Madame la présidente, madame la secrétaire d’État, mes chers collègues, à quelques jours seulement des fêtes de Noël, ce projet de loi relatif à la lutte contre les dérives sectaires aurait presque pu passer inaperçu, tant son titre et l’objectif qu’il prétend se donner peuvent paraître consensuels.

En effet, vous ne trouverez – je pense – personne dans cet hémicycle qui puisse s’opposer d’une quelconque manière à la lutte contre les véritables dérives sectaires, incarnées par les marabouts et manipulateurs en tout genre qui abusent de façon malveillante de la faiblesse ou de la détresse de certains.

La perversité de ce texte réside dans le fait qu’il mélange volontairement les genres, en traitant à la fois des dérives sectaires et du débat scientifique, au travers notamment de son article 4.

Ledit article prévoit que sera punie d’un an d’emprisonnement et de 15 000 euros d’amende « la provocation à abandonner ou à s’abstenir de suivre un traitement médical thérapeutique ou prophylactique, lorsque cet abandon ou cette abstention est présenté comme bénéfique pour la santé des personnes visées alors qu’il est, en l’état des connaissances médicales, manifestement susceptible d’entraîner pour elles, compte tenu de la pathologie dont elles sont atteintes, des conséquences graves pour leur santé physique ou psychique ».

Que recouvre cette notion de « provocation à s’abstenir de suivre » ? Et que signifient les mots « en l’état des connaissances médicales » ? De quelles connaissances médicales s’agit-il ? Celles des laboratoires pharmaceutiques, alors même que la balance bénéfice-risque peut varier largement dans le temps ?

Rappelons-nous des péripéties du vaccin AstraZeneca, d’abord recommandé pour tous malgré les mises en garde de certaines voix dissonantes, avant d’être réservé à certaines catégories, puis finalement complètement retiré. On voit au travers de cet exemple toute la difficulté qu’il y a à demander au juge pénal de condamner les prises de position scientifiques : ce qui apparaît vrai scientifiquement aujourd’hui peut ne plus l’être demain !

Cette notion d’état des connaissances médicales est beaucoup trop vague et sujette à interprétation.
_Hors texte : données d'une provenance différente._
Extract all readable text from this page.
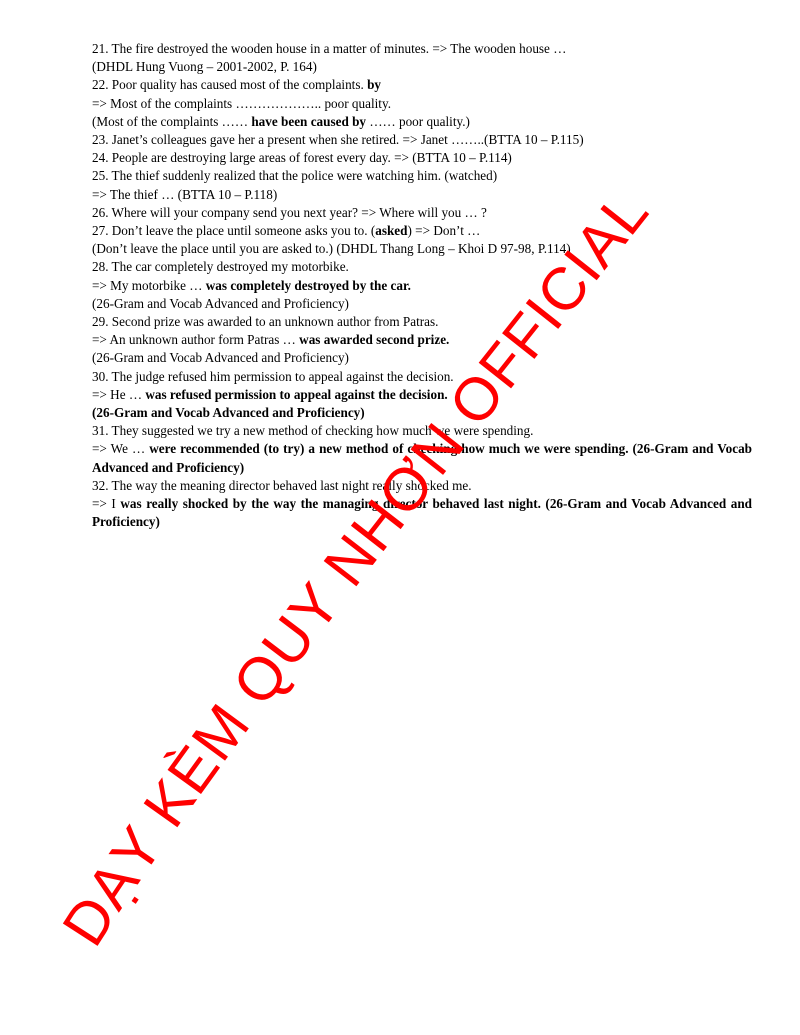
21. The fire destroyed the wooden house in a matter of minutes. => The wooden house …
(DHDL Hung Vuong – 2001-2002, P. 164)
22. Poor quality has caused most of the complaints. by
=> Most of the complaints ……………….. poor quality.
(Most of the complaints …… have been caused by …… poor quality.)
23. Janet’s colleagues gave her a present when she retired. => Janet ……..(BTTA 10 – P.115)
24. People are destroying large areas of forest every day. => (BTTA 10 – P.114)
25. The thief suddenly realized that the police were watching him. (watched)
=> The thief … (BTTA 10 – P.118)
26. Where will your company send you next year? => Where will you … ?
27. Don’t leave the place until someone asks you to. (asked) => Don’t …
(Don’t leave the place until you are asked to.) (DHDL Thang Long – Khoi D 97-98, P.114)
28. The car completely destroyed my motorbike.
=> My motorbike … was completely destroyed by the car.
(26-Gram and Vocab Advanced and Proficiency)
29. Second prize was awarded to an unknown author from Patras.
=> An unknown author form Patras … was awarded second prize.
(26-Gram and Vocab Advanced and Proficiency)
30. The judge refused him permission to appeal against the decision.
=> He … was refused permission to appeal against the decision.
(26-Gram and Vocab Advanced and Proficiency)
31. They suggested we try a new method of checking how much we were spending.
=> We … were recommended (to try) a new method of checking how much we were spending. (26-Gram and Vocab Advanced and Proficiency)
32. The way the meaning director behaved last night really shocked me.
=> I was really shocked by the way the managing director behaved last night. (26-Gram and Vocab Advanced and Proficiency)
DẠY KÈM QUY NHƠN OFFICIAL
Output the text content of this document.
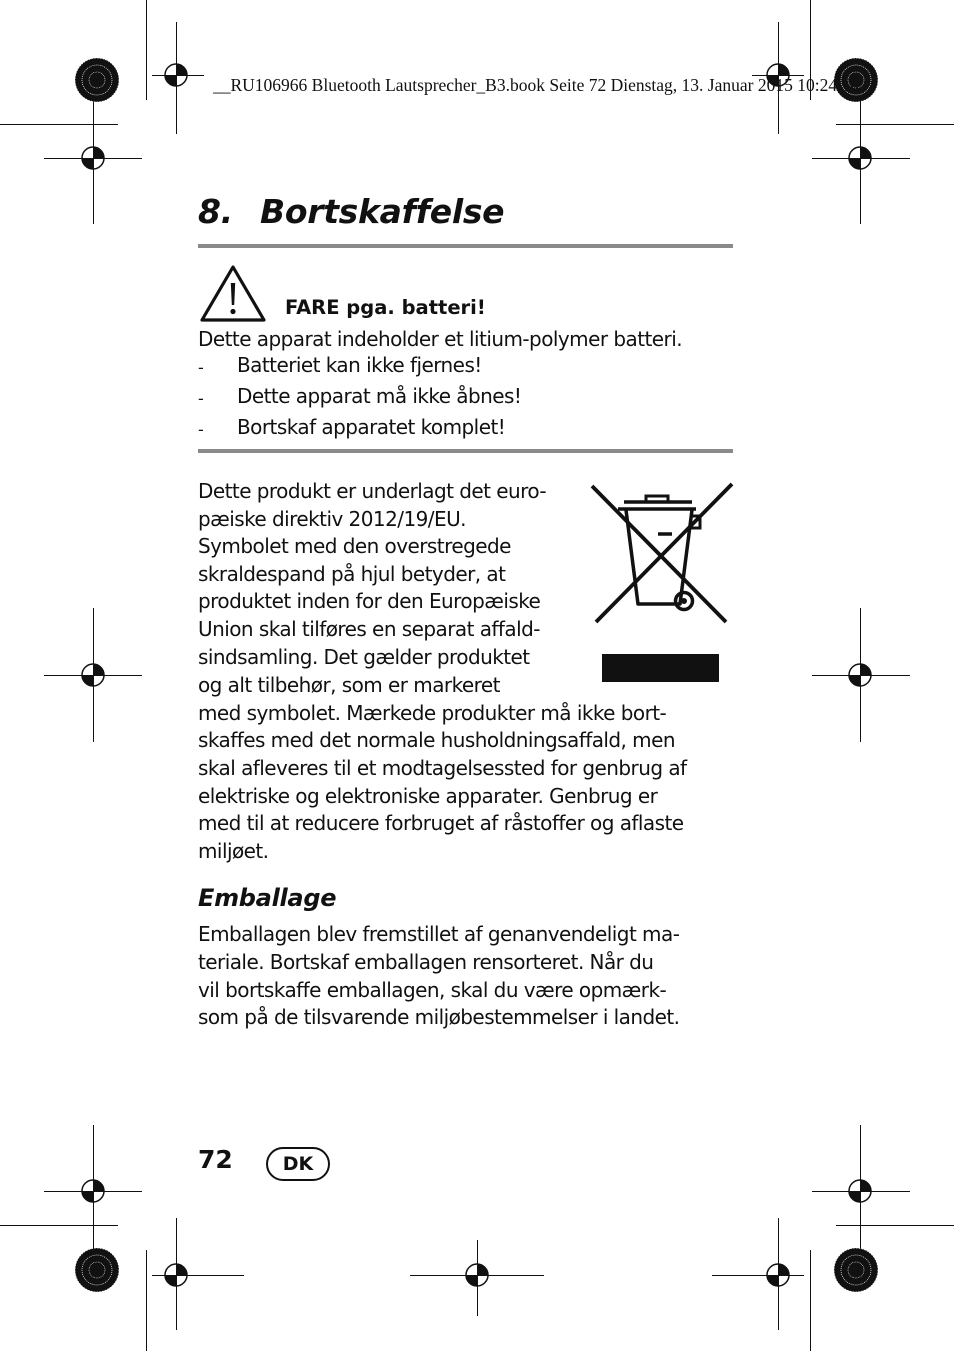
__RU106966 Bluetooth Lautsprecher_B3.book Seite 72 Dienstag, 13. Januar 2015 10:24 10
8. Bortskaffelse
FARE pga. batteri!
Dette apparat indeholder et litium-polymer batteri.
- Batteriet kan ikke fjernes!
- Dette apparat må ikke åbnes!
- Bortskaf apparatet komplet!
Dette produkt er underlagt det euro-
pæiske direktiv 2012/19/EU.
Symbolet med den overstregede
skraldespand på hjul betyder, at
produktet inden for den Europæiske
Union skal tilføres en separat affald-
sindsamling. Det gælder produktet
og alt tilbehør, som er markeret
med symbolet. Mærkede produkter må ikke bort-
skaffes med det normale husholdningsaffald, men
skal afleveres til et modtagelsessted for genbrug af
elektriske og elektroniske apparater. Genbrug er
med til at reducere forbruget af råstoffer og aflaste
miljøet.
Emballage
Emballagen blev fremstillet af genanvendeligt ma-
teriale. Bortskaf emballagen rensorteret. Når du
vil bortskaffe emballagen, skal du være opmærk-
som på de tilsvarende miljøbestemmelser i landet.
72	DK
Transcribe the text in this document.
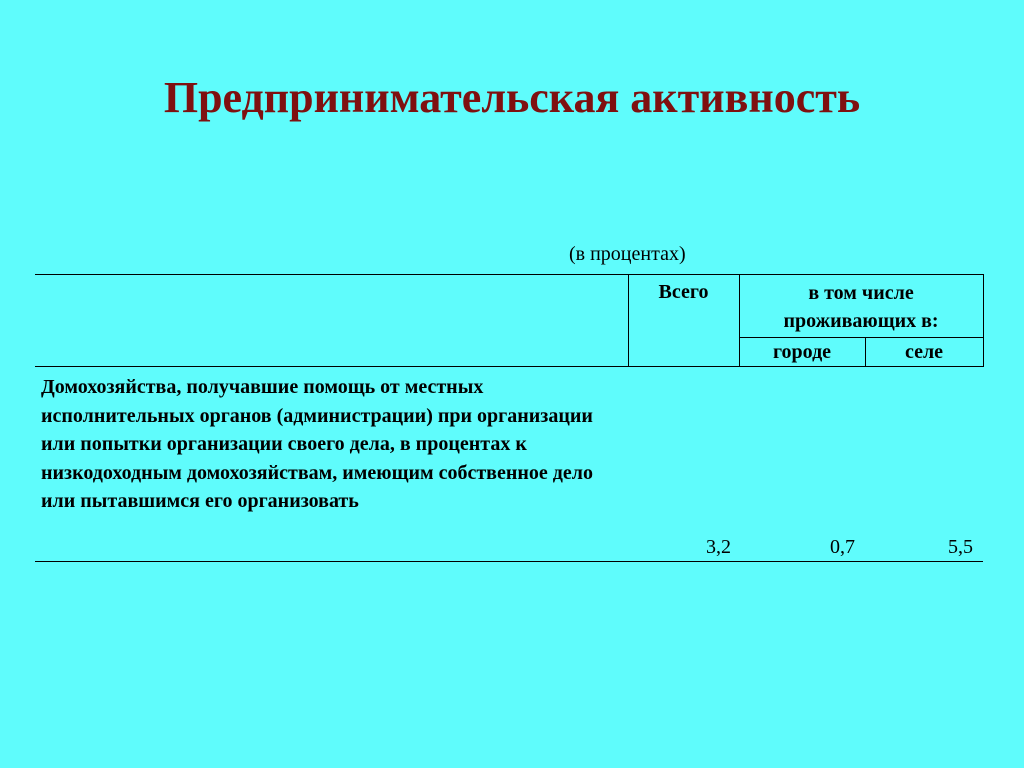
Предпринимательская активность
(в процентах)
	Всего	в том числе проживающих в:	
		городе	селе
Домохозяйства, получавшие помощь от местных исполнительных органов (администрации) при организации или попытки организации своего дела, в процентах к низкодоходным домохозяйствам, имеющим собственное дело или пытавшимся его организовать	3,2	0,7	5,5
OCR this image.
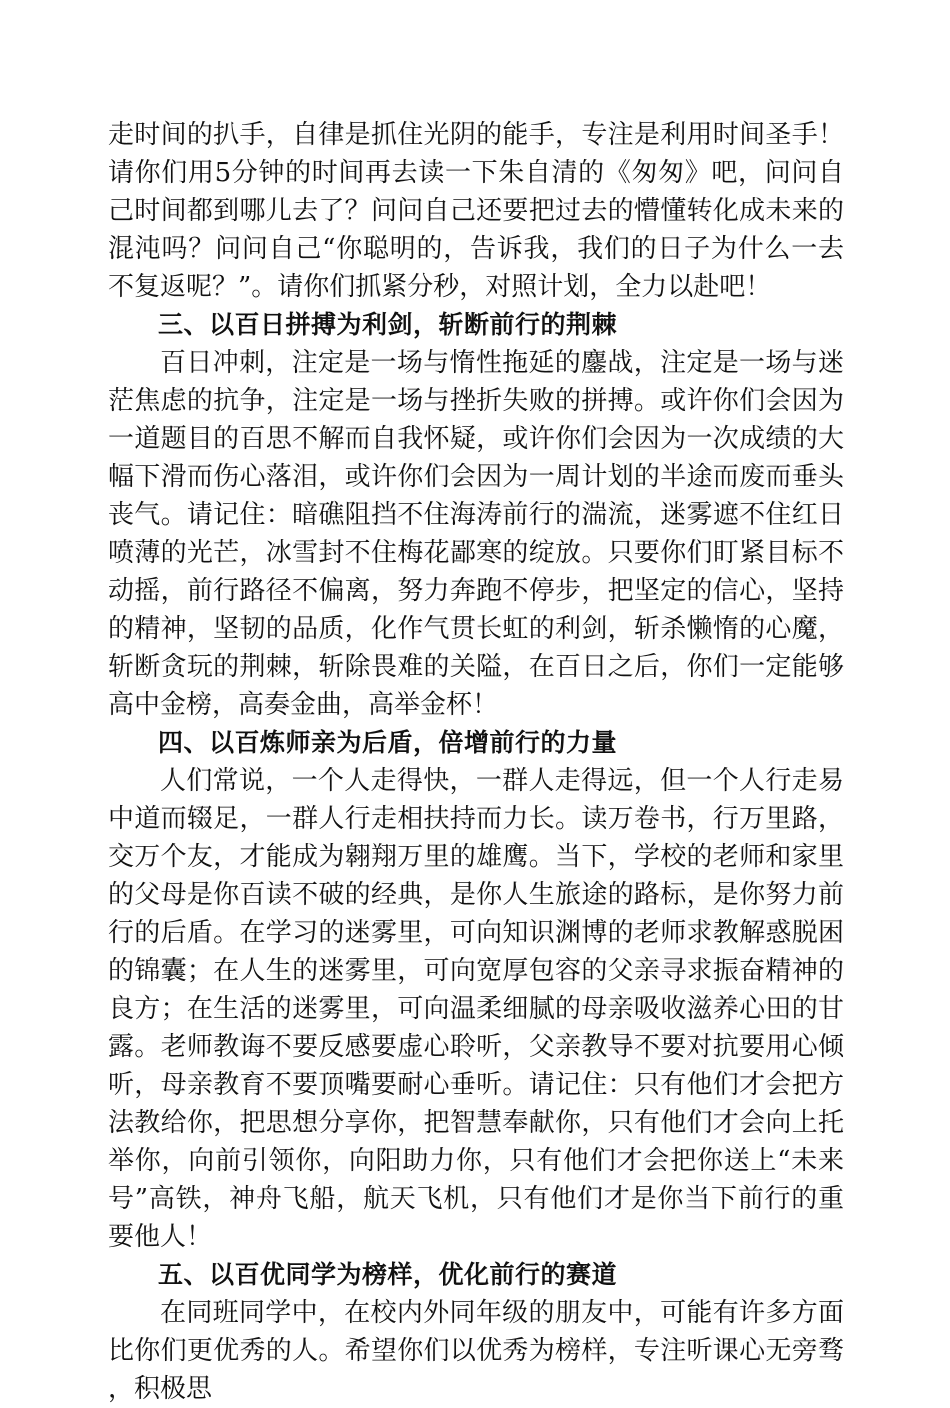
走时间的扒手，自律是抓住光阴的能手，专注是利用时间圣手！请你们用5分钟的时间再去读一下朱自清的《匆匆》吧，问问自己时间都到哪儿去了？问问自己还要把过去的懵懂转化成未来的混沌吗？问问自己“你聪明的，告诉我，我们的日子为什么一去不复返呢？”。请你们抓紧分秒，对照计划，全力以赴吧！

三、以百日拼搏为利剑，斩断前行的荆棘

百日冲刺，注定是一场与惰性拖延的鏖战，注定是一场与迷茫焦虑的抗争，注定是一场与挫折失败的拼搏。或许你们会因为一道题目的百思不解而自我怀疑，或许你们会因为一次成绩的大幅下滑而伤心落泪，或许你们会因为一周计划的半途而废而垂头丧气。请记住：暗礁阻挡不住海涛前行的湍流，迷雾遮不住红日喷薄的光芒，冰雪封不住梅花鄙寒的绽放。只要你们盯紧目标不动摇，前行路径不偏离，努力奔跑不停步，把坚定的信心，坚持的精神，坚韧的品质，化作气贯长虹的利剑，斩杀懒惰的心魔，斩断贪玩的荆棘，斩除畏难的关隘，在百日之后，你们一定能够高中金榜，高奏金曲，高举金杯！

四、以百炼师亲为后盾，倍增前行的力量

人们常说，一个人走得快，一群人走得远，但一个人行走易中道而辍足，一群人行走相扶持而力长。读万卷书，行万里路，交万个友，才能成为翱翔万里的雄鹰。当下，学校的老师和家里的父母是你百读不破的经典，是你人生旅途的路标，是你努力前行的后盾。在学习的迷雾里，可向知识渊博的老师求教解惑脱困的锦囊；在人生的迷雾里，可向宽厚包容的父亲寻求振奋精神的良方；在生活的迷雾里，可向温柔细腻的母亲吸收滋养心田的甘露。老师教诲不要反感要虚心聆听，父亲教导不要对抗要用心倾听，母亲教育不要顶嘴要耐心垂听。请记住：只有他们才会把方法教给你，把思想分享你，把智慧奉献你，只有他们才会向上托举你，向前引领你，向阳助力你，只有他们才会把你送上“未来号”高铁，神舟飞船，航天飞机，只有他们才是你当下前行的重要他人！

五、以百优同学为榜样，优化前行的赛道

在同班同学中，在校内外同年级的朋友中，可能有许多方面比你们更优秀的人。希望你们以优秀为榜样，专注听课心无旁骛，积极思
Elle peut ainsi conduire à qualifier de dérive sectaire toute opposition personnelle à un traitement médical, quels que soient le contexte et les motivations personnelles.

Inversement, des pratiques médicales complémentaires, dont un grand nombre sont officiellement reconnues dans d’autres pays, pourraient être non seulement discréditées, mais aussi criminalisées. Le syndicat des médecins libéraux s’est d’ailleurs ému des risques de dérives graves que pourrait entraîner l’adoption de ce texte.

Et que dire de tous les lanceurs d’alerte, dont la vigilance et la ténacité ont pourtant permis de dénoncer des scandales sanitaires qui ont émaillé l’histoire de notre pays et de stopper des prescriptions thérapeutiques délétères pour la santé de nos concitoyens ?

Distilbène, Mediator, Vioxx, Dépakine, statines, Levothyrox, prothèses mammaires PIP : tous ces scandales ont été révélés par des patients victimes ou par leurs familles. Auraient-ils eu le courage de lancer l’alerte devant la menace d’un emprisonnement ou d’une peine d’amende ? Rien n’est moins sûr…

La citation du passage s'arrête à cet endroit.